“I love our Members, I want to see them succeed. You can’t do that on an empty belly.”

As new and unrealistic SNAP requirements take effect, our Members risk losing food assistance—not because they no longer qualify, but because they can’t keep up with drastic, unrealistic policy changes. For those living with poverty or mental illness, many of whom may not even know the rules have changed, the result will be devastating. At Maybelle Center, we are working alongside our Members to reduce these calamities before they happen.

Meet Siggy (she/her), our Member Support Coordinator, who works relentlessly to level the playing field for our Members who face immense disparities in getting the resources they need and deserve.

One person on our team lives and breathes this support every day: Siggy, our Member Support Coordinator. Our approximately 300 Members face the unfair stigmas from financial poverty or mental illness, meaning that Siggy spends a lot of time working through things that have already fallen apart for folks. When you are managing mental illness and social disparities, dealing with what’s right in front of you can be overwhelming enough. So Siggy’s used to helping with lots of disability and SNAP paperwork, renewal requirements, and completion and submission processes.

But the new political changes to SNAP benefits, sometimes referred to as food stamps, have dramatically restricted who qualifies for support and increased the penalties for late paperwork. You’ve probably heard about these changes: individuals must now work or volunteer 20 hours a week or demonstrate an exemption.

And the clerical regulation? You can only be out of sync with your paperwork for up to 3 months in a 3-year period—a wildly small window that went into effect as soon as the new law was passed.

Even before these new rules came into effect, Siggy says the systems that we all pay into to support our collective community were indecent. Even though they exist as a resource for others, they strip food assistance from people who still qualify—leaving them without groceries, skipping meals, and facing hunger—not because their need has changed, but because paperwork was missed or misunderstood.

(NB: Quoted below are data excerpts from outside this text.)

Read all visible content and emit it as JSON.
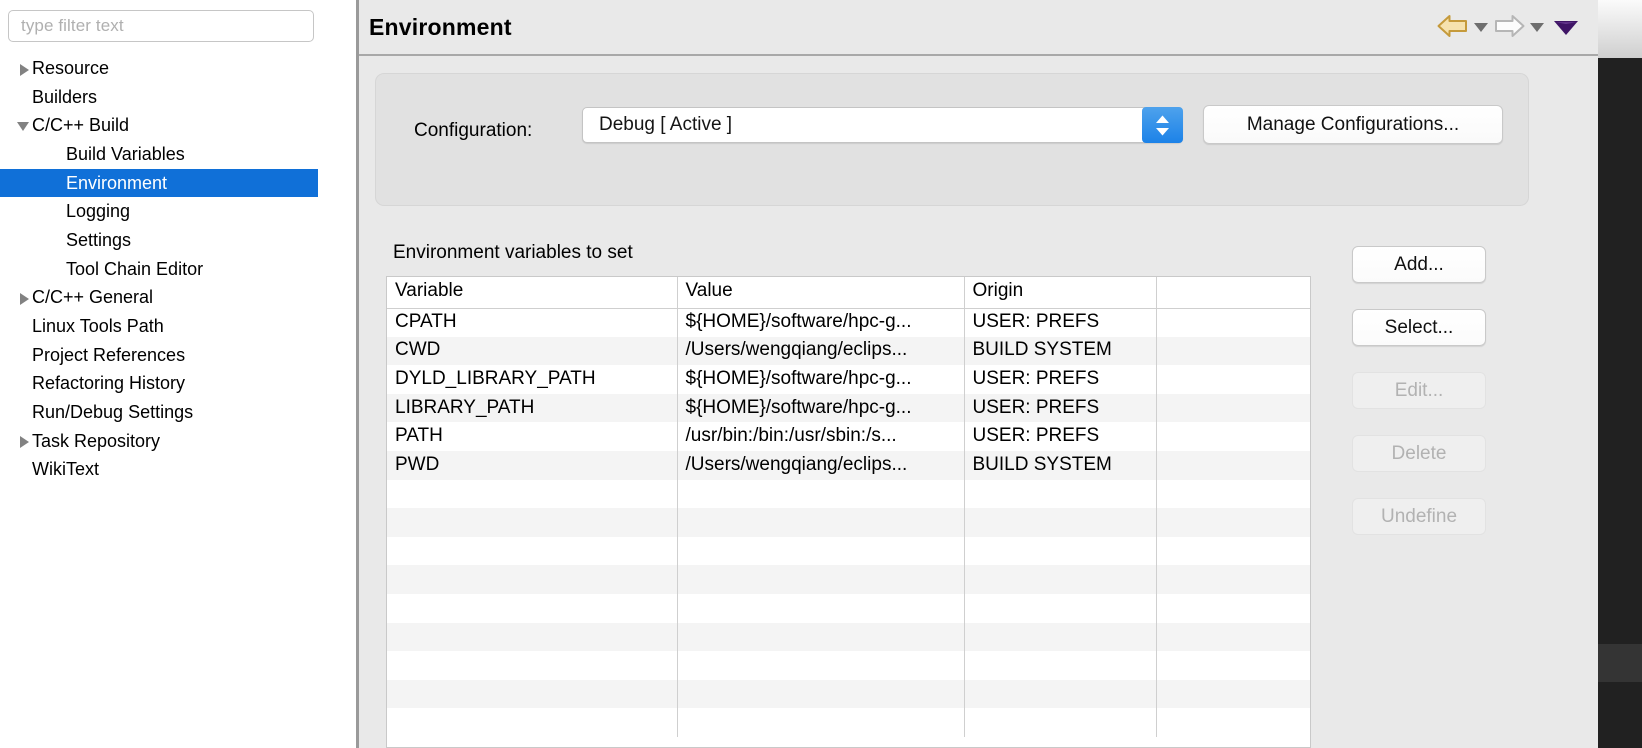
{
  "sidebar": {
    "filter": {
      "placeholder": "type filter text",
      "value": ""
    },
    "items": [
      {
        "label": "Resource",
        "twisty": "collapsed",
        "indent": 0,
        "selected": false
      },
      {
        "label": "Builders",
        "twisty": "none",
        "indent": 0,
        "selected": false
      },
      {
        "label": "C/C++ Build",
        "twisty": "expanded",
        "indent": 0,
        "selected": false
      },
      {
        "label": "Build Variables",
        "twisty": "none",
        "indent": 1,
        "selected": false
      },
      {
        "label": "Environment",
        "twisty": "none",
        "indent": 1,
        "selected": true
      },
      {
        "label": "Logging",
        "twisty": "none",
        "indent": 1,
        "selected": false
      },
      {
        "label": "Settings",
        "twisty": "none",
        "indent": 1,
        "selected": false
      },
      {
        "label": "Tool Chain Editor",
        "twisty": "none",
        "indent": 1,
        "selected": false
      },
      {
        "label": "C/C++ General",
        "twisty": "collapsed",
        "indent": 0,
        "selected": false
      },
      {
        "label": "Linux Tools Path",
        "twisty": "none",
        "indent": 0,
        "selected": false
      },
      {
        "label": "Project References",
        "twisty": "none",
        "indent": 0,
        "selected": false
      },
      {
        "label": "Refactoring History",
        "twisty": "none",
        "indent": 0,
        "selected": false
      },
      {
        "label": "Run/Debug Settings",
        "twisty": "none",
        "indent": 0,
        "selected": false
      },
      {
        "label": "Task Repository",
        "twisty": "collapsed",
        "indent": 0,
        "selected": false
      },
      {
        "label": "WikiText",
        "twisty": "none",
        "indent": 0,
        "selected": false
      }
    ]
  },
  "header": {
    "title": "Environment",
    "back_icon": "back-arrow-icon",
    "back_caret": "chevron-down-icon",
    "forward_icon": "forward-arrow-icon",
    "forward_caret": "chevron-down-icon",
    "menu_icon": "view-menu-triangle-icon"
  },
  "configuration": {
    "label": "Configuration:",
    "selected": "Debug  [ Active ]",
    "manage_label": "Manage Configurations...",
    "stepper_icon": "stepper-up-down-icon"
  },
  "table": {
    "caption": "Environment variables to set",
    "columns": [
      "Variable",
      "Value",
      "Origin",
      ""
    ],
    "rows": [
      [
        "CPATH",
        "${HOME}/software/hpc-g...",
        "USER: PREFS",
        ""
      ],
      [
        "CWD",
        "/Users/wengqiang/eclips...",
        "BUILD SYSTEM",
        ""
      ],
      [
        "DYLD_LIBRARY_PATH",
        "${HOME}/software/hpc-g...",
        "USER: PREFS",
        ""
      ],
      [
        "LIBRARY_PATH",
        "${HOME}/software/hpc-g...",
        "USER: PREFS",
        ""
      ],
      [
        "PATH",
        "/usr/bin:/bin:/usr/sbin:/s...",
        "USER: PREFS",
        ""
      ],
      [
        "PWD",
        "/Users/wengqiang/eclips...",
        "BUILD SYSTEM",
        ""
      ],
      [
        "",
        "",
        "",
        ""
      ],
      [
        "",
        "",
        "",
        ""
      ],
      [
        "",
        "",
        "",
        ""
      ],
      [
        "",
        "",
        "",
        ""
      ],
      [
        "",
        "",
        "",
        ""
      ],
      [
        "",
        "",
        "",
        ""
      ],
      [
        "",
        "",
        "",
        ""
      ],
      [
        "",
        "",
        "",
        ""
      ],
      [
        "",
        "",
        "",
        ""
      ]
    ]
  },
  "side_buttons": [
    {
      "label": "Add...",
      "enabled": true
    },
    {
      "label": "Select...",
      "enabled": true
    },
    {
      "label": "Edit...",
      "enabled": false
    },
    {
      "label": "Delete",
      "enabled": false
    },
    {
      "label": "Undefine",
      "enabled": false
    }
  ],
  "colors": {
    "selection_blue": "#1070d8",
    "panel_gray": "#e9e9e9",
    "stepper_blue": "#1c82e8",
    "back_arrow_gold": "#e8b44a",
    "menu_triangle_purple": "#3f1566"
  }
}
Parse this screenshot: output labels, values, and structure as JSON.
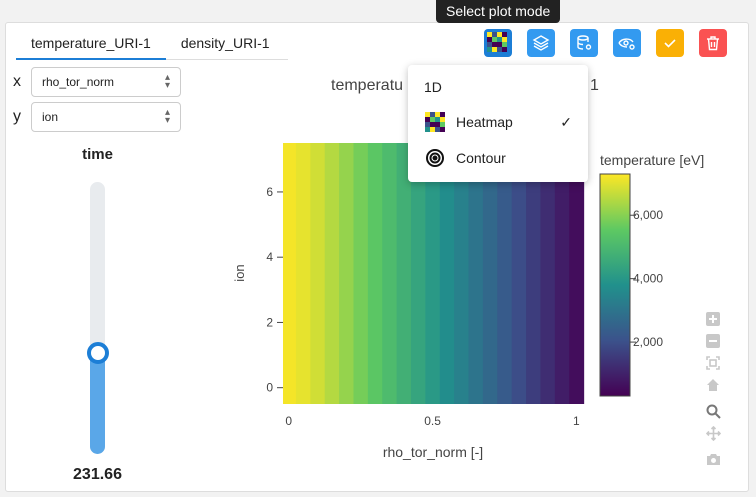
{
  "tooltip": "Select plot mode",
  "tabs": [
    {
      "label": "temperature_URI-1"
    },
    {
      "label": "density_URI-1"
    }
  ],
  "toolbar": {
    "buttons": [
      {
        "name": "plot-mode",
        "icon": "heatmap-icon",
        "color": "#1c7ed6"
      },
      {
        "name": "layers",
        "icon": "layers-icon",
        "color": "#1c7ed6"
      },
      {
        "name": "database",
        "icon": "database-gear-icon",
        "color": "#1c7ed6"
      },
      {
        "name": "visibility",
        "icon": "eye-gear-icon",
        "color": "#1c7ed6"
      },
      {
        "name": "confirm",
        "icon": "check-icon",
        "color": "#fab005"
      },
      {
        "name": "delete",
        "icon": "trash-icon",
        "color": "#fa5252"
      }
    ]
  },
  "axes_select": {
    "x_label": "x",
    "x_value": "rho_tor_norm",
    "y_label": "y",
    "y_value": "ion"
  },
  "time": {
    "title": "time",
    "value": "231.66",
    "slider_fraction": 0.37
  },
  "menu": {
    "items": [
      {
        "label": "1D"
      },
      {
        "label": "Heatmap",
        "selected": true
      },
      {
        "label": "Contour"
      }
    ]
  },
  "plot": {
    "title_left": "temperatu",
    "title_right": "1"
  },
  "chart_data": {
    "type": "heatmap",
    "title": "temperature_URI-1",
    "xlabel": "rho_tor_norm [-]",
    "ylabel": "ion",
    "x_ticks": [
      "0",
      "0.5",
      "1"
    ],
    "y_ticks": [
      "0",
      "2",
      "4",
      "6"
    ],
    "xlim": [
      -0.02,
      1.03
    ],
    "ylim": [
      -0.5,
      7.5
    ],
    "x": [
      0,
      0.05,
      0.1,
      0.15,
      0.2,
      0.25,
      0.3,
      0.35,
      0.4,
      0.45,
      0.5,
      0.55,
      0.6,
      0.65,
      0.7,
      0.75,
      0.8,
      0.85,
      0.9,
      0.95,
      1.0
    ],
    "values": [
      7200,
      7050,
      6800,
      6500,
      6150,
      5800,
      5450,
      5100,
      4750,
      4400,
      4050,
      3700,
      3350,
      3000,
      2650,
      2300,
      1950,
      1600,
      1250,
      900,
      550
    ],
    "colorbar": {
      "title": "temperature [eV]",
      "range": [
        300,
        7300
      ],
      "ticks": [
        "2,000",
        "4,000",
        "6,000"
      ],
      "tick_values": [
        2000,
        4000,
        6000
      ]
    }
  },
  "modebar": {
    "icons": [
      "zoom-in-icon",
      "zoom-out-icon",
      "autoscale-icon",
      "home-icon",
      "zoom-icon",
      "pan-icon",
      "camera-icon"
    ]
  }
}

“They’re still eligible, they just happen to not have done the paperwork so they’re able to stop their benefits. It’s so cold-blooded.”

Now, she knows it’s only going to get a lot worse.

That’s why she’s on a campaign to reach as many of our Members as possible before the three-month grace period is up. She’s canvassing our community spaces, running flyers through our monthly newsletter, and reaching out to our Members online. She’s working to meet with everyone individually so they can review documents, get exemptions established, or figure out next steps together. She’s facing down a tight timeline and an immense, impersonal, and unjust system, but it doesn’t faze her.

“If anything, it just propels me forward to do more. I just work harder.”

Siggy’s fire to keep going—not in service of herself, but for others—is the heart of Maybelle Center. We all deserve the resources and support to not only survive, but to thrive. And when we come together to see and invest in one another, we move closer to that reality.

When policies threaten to push our neighbors further to the margins, Maybelle Center doesn’t just walk alongside them—we run. And because of your support, our Members don’t face these devastating changes alone.